Murmurations focuses on starling flocks that draw shifting shapes across the sky, a behaviour closely tied to defence. It often intensifies in the presence of raptors, functioning as a collective strategy to confuse and protect.

Using the Ornithographies effect, the flock becomes readable as a moving system. The traced lines reveal how form emerges from many local decisions with no single leader, a clear image of collective intelligence. And in sequences where a peregrine falcon attacks, something essential comes into view: the “sculpture” is not created by the flock alone, but shaped through its interaction with the predator, which pressures, splits, and reorganises the group in real time.

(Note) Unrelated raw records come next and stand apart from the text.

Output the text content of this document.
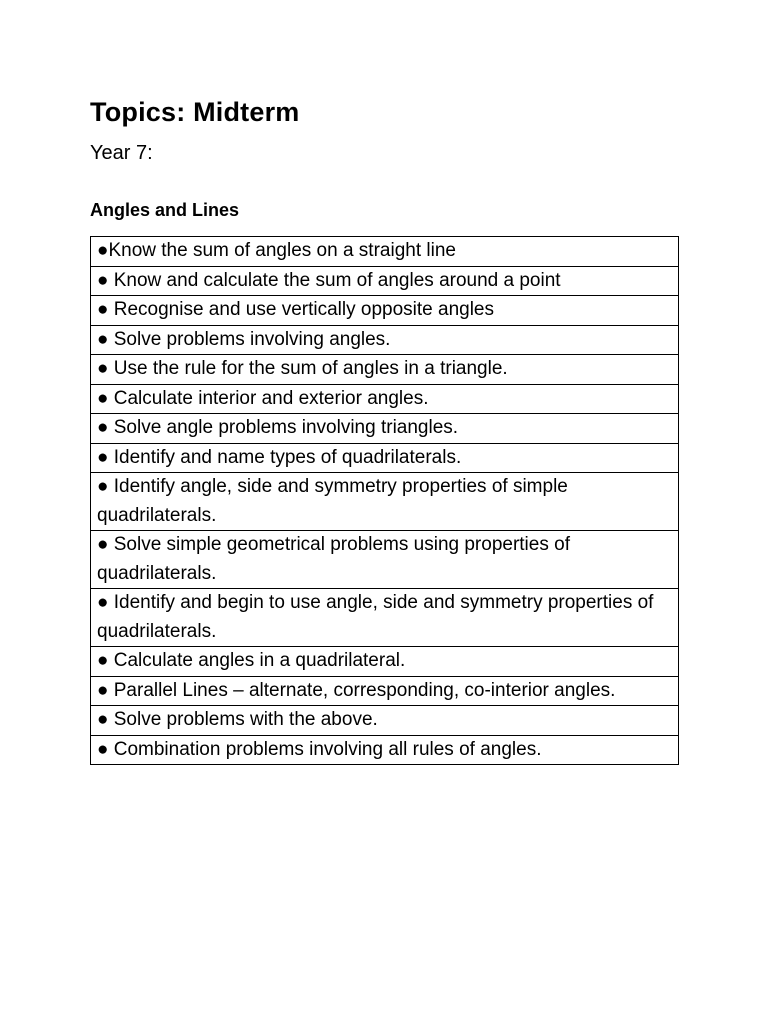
Topics: Midterm

Year 7:

Angles and Lines
●Know the sum of angles on a straight line
● Know and calculate the sum of angles around a point
● Recognise and use vertically opposite angles
● Solve problems involving angles.
● Use the rule for the sum of angles in a triangle.
● Calculate interior and exterior angles.
● Solve angle problems involving triangles.
● Identify and name types of quadrilaterals.
● Identify angle, side and symmetry properties of simple quadrilaterals.
● Solve simple geometrical problems using properties of quadrilaterals.
● Identify and begin to use angle, side and symmetry properties of quadrilaterals.
● Calculate angles in a quadrilateral.
● Parallel Lines – alternate, corresponding, co-interior angles.
● Solve problems with the above.
● Combination problems involving all rules of angles.
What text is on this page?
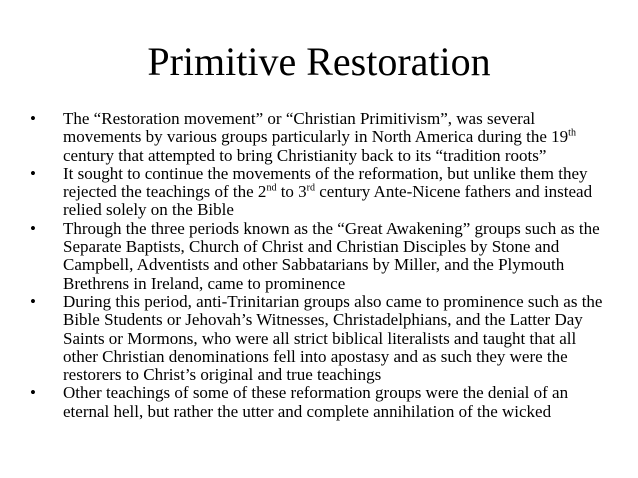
Primitive Restoration
• The “Restoration movement” or “Christian Primitivism”, was several movements by various groups particularly in North America during the 19th century that attempted to bring Christianity back to its “tradition roots”
• It sought to continue the movements of the reformation, but unlike them they rejected the teachings of the 2nd to 3rd century Ante-Nicene fathers and instead relied solely on the Bible
• Through the three periods known as the “Great Awakening” groups such as the Separate Baptists, Church of Christ and Christian Disciples by Stone and Campbell, Adventists and other Sabbatarians by Miller, and the Plymouth Brethrens in Ireland, came to prominence
• During this period, anti-Trinitarian groups also came to prominence such as the Bible Students or Jehovah’s Witnesses, Christadelphians, and the Latter Day Saints or Mormons, who were all strict biblical literalists and taught that all other Christian denominations fell into apostasy and as such they were the restorers to Christ’s original and true teachings
• Other teachings of some of these reformation groups were the denial of an eternal hell, but rather the utter and complete annihilation of the wicked
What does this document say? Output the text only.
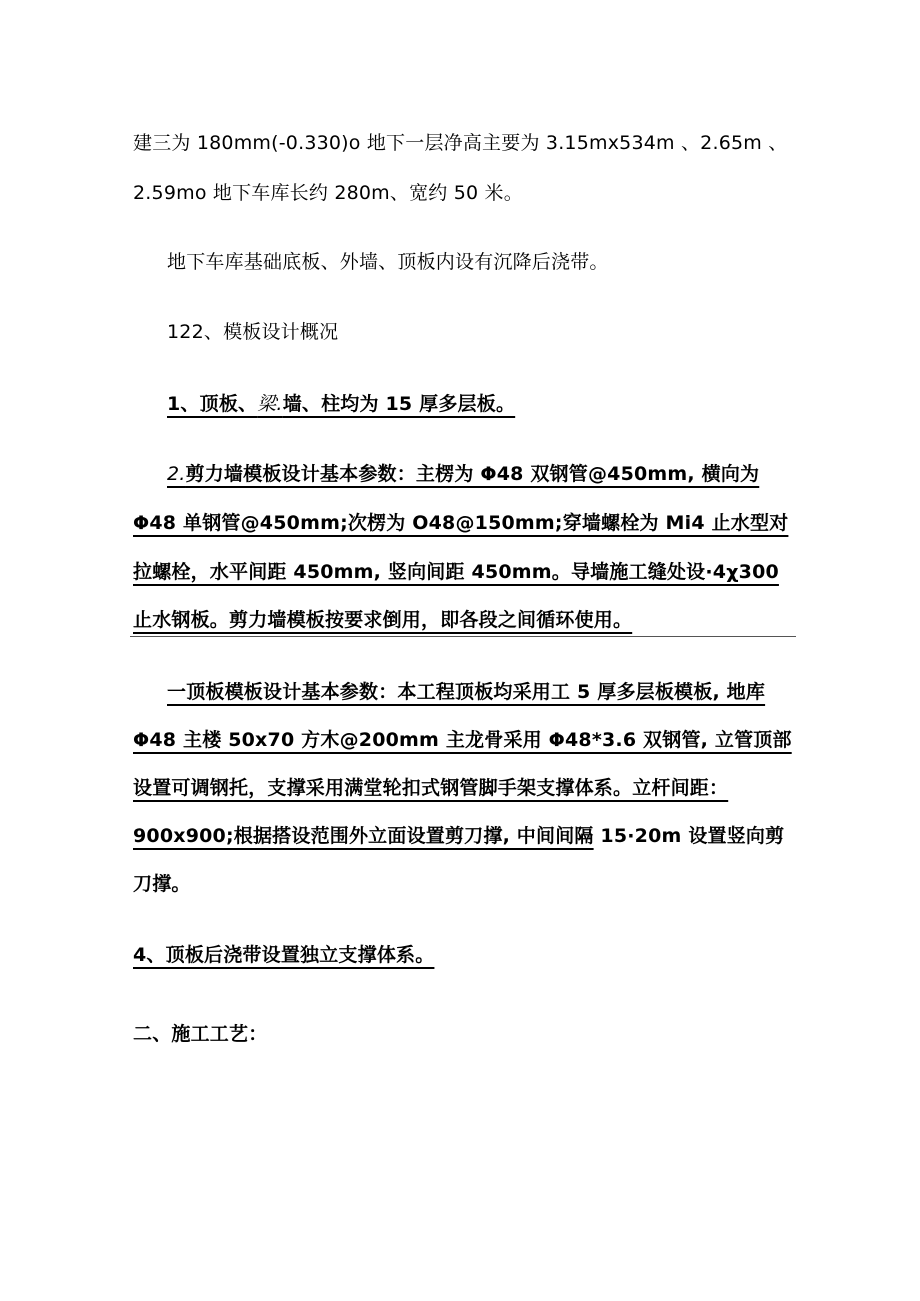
建三为 180mm(-0.330)o 地下一层净高主要为 3.15mx534m 、2.65m 、
2.59mo 地下车库长约 280m、宽约 50 米。
地下车库基础底板、外墙、顶板内设有沉降后浇带。
122、模板设计概况
1、顶板、梁.墙、柱均为 15 厚多层板。
2.剪力墙模板设计基本参数：主楞为 Φ48 双钢管@450mm, 横向为
Φ48 单钢管@450mm;次楞为 O48@150mm;穿墙螺栓为 Mi4 止水型对
拉螺栓，水平间距 450mm, 竖向间距 450mm。导墙施工缝处设·4χ300
止水钢板。剪力墙模板按要求倒用，即各段之间循环使用。
一顶板模板设计基本参数：本工程顶板均采用工 5 厚多层板模板, 地库
Φ48 主楼 50x70 方木@200mm 主龙骨采用 Φ48*3.6 双钢管, 立管顶部
设置可调钢托，支撑采用满堂轮扣式钢管脚手架支撑体系。立杆间距：
900x900;根据搭设范围外立面设置剪刀撑, 中间间隔 15·20m 设置竖向剪
刀撑。
4、顶板后浇带设置独立支撑体系。
二、施工工艺：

In this way, the film invites us to see murmuration as an ephemeral architecture made of relationship: a decentralised organism and an external force that continuously remoulds it, leaving a momentary imprint suspended between beauty and threat.

ORNITHOGRAPHIES

2016
3′ 16″

Ornithographies arises from a concern for capturing those unnoticed moments and from an interest in questioning the limits of human perception.

This project focuses on birds, capturing in a single time frame the shapes they generate when flying, making visible the invisible. It is a balance between art and science: a nature-based project and a visual poetry exercise, but above all an invitation to perceive the world with fresh eyes. The soundtrack was generated from the waveforms of the birds that appear in the film.